NEW YORK: The dollar fell on Friday from a two-year high against a basket of major currencies after orders for US-made capital goods fell, further evidence that manufacturing and the broader economy are slowing, due in part to the US-China trade dispute.
The weaker-than-expected data, a closely watched proxy for business spending plans, drove the dollar lower and added to a fall which began Thursday following a report that showed manufacturing activity hit its lowest level in almost a decade in May.
Taken together, the reports suggested a sharp slowdown in US economic growth is under way, which could affect the dollar's safe-haven status.
The dollar index was down 0.27% at 97.587. It was also 0.80% off a two-year high of 98.371 hit in the previous session.
Some analysts initially believed that a trade war would be a boon for the US dollar - both because the currency serves as a safe haven in times of uncertainty and because the United States was likely to be hurt the least, but that has not proven to be true.
"The IMF suggests that US import tariffs are mainly paid for by US companies, depressing their profit margins. Hence, it should not be surprising to see US capex plans being cut radically, which should soon translate into moderating labor market conditions," wrote Hans Redeker, global head of foreign exchange strategy at Morgan Stanley.
China on Friday denounced US Secretary of State Mike Pompeo for fabricating rumors after he said the chief executive of China's Huawei Technologies Co Ltd was lying about his company's ties to the Beijing government.
Escalating trade tensions and weak data have fueled rate cut expectations by the US Federal Reserve. Money markets now broadly expect one rate cut by October followed by another by January 2020.
"In the current circumstances, we strongly suspect that further escalation in protectionism will lead the Fed to consider easing policy," wrote Michael Hanson, head of global macro strategy at TD Securities. "Increases in inflation should be relatively short-lived, while the hit to growth could be more persistent."

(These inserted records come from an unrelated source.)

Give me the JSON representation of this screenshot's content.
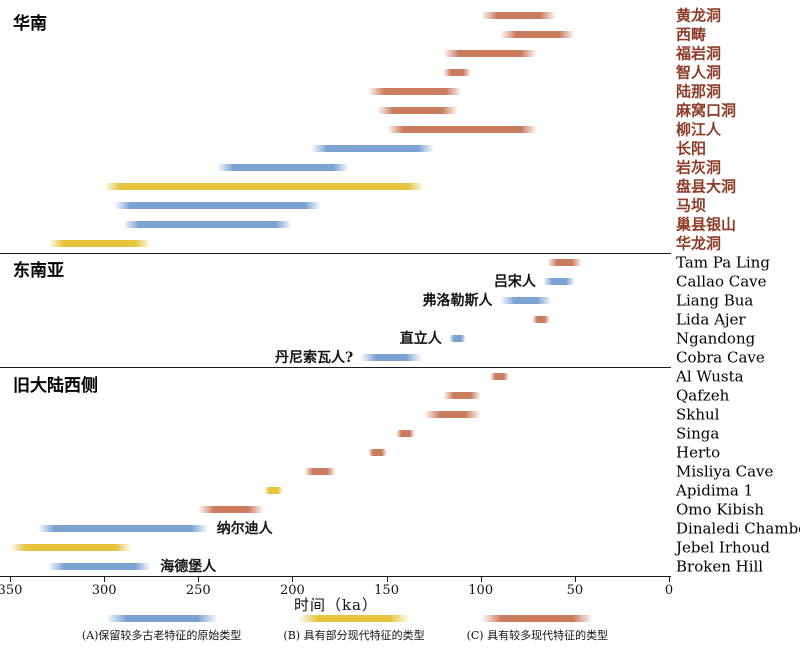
{
  "axis": {
    "label": "时间（ka）",
    "min": 0,
    "max": 350,
    "ticks": [
      350,
      300,
      250,
      200,
      150,
      100,
      50,
      0
    ]
  },
  "legend": [
    {
      "key": "A",
      "label": "(A)保留较多古老特征的原始类型",
      "color": "#7ba3d2"
    },
    {
      "key": "B",
      "label": "(B) 具有部分现代特征的类型",
      "color": "#e6c33c"
    },
    {
      "key": "C",
      "label": "(C) 具有较多现代特征的类型",
      "color": "#ca7c5f"
    }
  ],
  "chart_data": {
    "type": "bar",
    "orientation": "horizontal-range-timeline",
    "unit": "ka",
    "x_axis": {
      "label": "时间（ka）",
      "min": 0,
      "max": 350,
      "reversed": true,
      "ticks": [
        350,
        300,
        250,
        200,
        150,
        100,
        50,
        0
      ]
    },
    "sections": [
      {
        "name": "华南",
        "rows": [
          {
            "site": "黄龙洞",
            "type": "C",
            "start": 100,
            "end": 60
          },
          {
            "site": "西畴",
            "type": "C",
            "start": 90,
            "end": 50
          },
          {
            "site": "福岩洞",
            "type": "C",
            "start": 120,
            "end": 70
          },
          {
            "site": "智人洞",
            "type": "C",
            "start": 120,
            "end": 105
          },
          {
            "site": "陆那洞",
            "type": "C",
            "start": 160,
            "end": 110
          },
          {
            "site": "麻窝口洞",
            "type": "C",
            "start": 155,
            "end": 112
          },
          {
            "site": "柳江人",
            "type": "C",
            "start": 150,
            "end": 70
          },
          {
            "site": "长阳",
            "type": "A",
            "start": 190,
            "end": 125
          },
          {
            "site": "岩灰洞",
            "type": "A",
            "start": 240,
            "end": 170
          },
          {
            "site": "盘县大洞",
            "type": "B",
            "start": 300,
            "end": 130
          },
          {
            "site": "马坝",
            "type": "A",
            "start": 295,
            "end": 185
          },
          {
            "site": "巢县银山",
            "type": "A",
            "start": 290,
            "end": 200
          },
          {
            "site": "华龙洞",
            "type": "B",
            "start": 330,
            "end": 275
          }
        ]
      },
      {
        "name": "东南亚",
        "rows": [
          {
            "site": "Tam Pa Ling",
            "type": "C",
            "start": 65,
            "end": 46
          },
          {
            "site": "Callao Cave",
            "type": "A",
            "start": 67,
            "end": 50,
            "annotation": "吕宋人",
            "annotation_side": "left"
          },
          {
            "site": "Liang Bua",
            "type": "A",
            "start": 90,
            "end": 62,
            "annotation": "弗洛勒斯人",
            "annotation_side": "left"
          },
          {
            "site": "Lida Ajer",
            "type": "C",
            "start": 73,
            "end": 63
          },
          {
            "site": "Ngandong",
            "type": "A",
            "start": 117,
            "end": 108,
            "annotation": "直立人",
            "annotation_side": "left"
          },
          {
            "site": "Cobra Cave",
            "type": "A",
            "start": 164,
            "end": 131,
            "annotation": "丹尼索瓦人?",
            "annotation_side": "left"
          }
        ]
      },
      {
        "name": "旧大陆西侧",
        "rows": [
          {
            "site": "Al Wusta",
            "type": "C",
            "start": 95,
            "end": 85
          },
          {
            "site": "Qafzeh",
            "type": "C",
            "start": 120,
            "end": 100
          },
          {
            "site": "Skhul",
            "type": "C",
            "start": 130,
            "end": 100
          },
          {
            "site": "Singa",
            "type": "C",
            "start": 145,
            "end": 135
          },
          {
            "site": "Herto",
            "type": "C",
            "start": 160,
            "end": 150
          },
          {
            "site": "Misliya Cave",
            "type": "C",
            "start": 194,
            "end": 177
          },
          {
            "site": "Apidima 1",
            "type": "B",
            "start": 215,
            "end": 205
          },
          {
            "site": "Omo Kibish",
            "type": "C",
            "start": 250,
            "end": 215
          },
          {
            "site": "Dinaledi Chamber",
            "type": "A",
            "start": 335,
            "end": 245,
            "annotation": "纳尔迪人",
            "annotation_side": "right"
          },
          {
            "site": "Jebel Irhoud",
            "type": "B",
            "start": 350,
            "end": 285
          },
          {
            "site": "Broken Hill",
            "type": "A",
            "start": 330,
            "end": 275,
            "annotation": "海德堡人",
            "annotation_side": "right"
          }
        ]
      }
    ]
  }
}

Dollar weakness also helped boost sterling from a 4-1/2-month low, though the rally was primarily driven by UK Prime Minister Theresa May's announcement on Friday that she would quit after failing to deliver a Brexit deal.
The move sets up a contest that will bring a new prime minister to power who could pursue a cleaner break with the European Union. The pound was last up 0.5% at $1.272.
The euro was also stronger on Friday, up 0.24% to $1.121, benefiting from the dollar's weakness and from the Dutch part of the EU parliamentary elections. An exit poll showed the Labour party of European Commissioner Frans Timmermans won a surprise victory over a euroskeptic challenger who had been topping opinion surveys.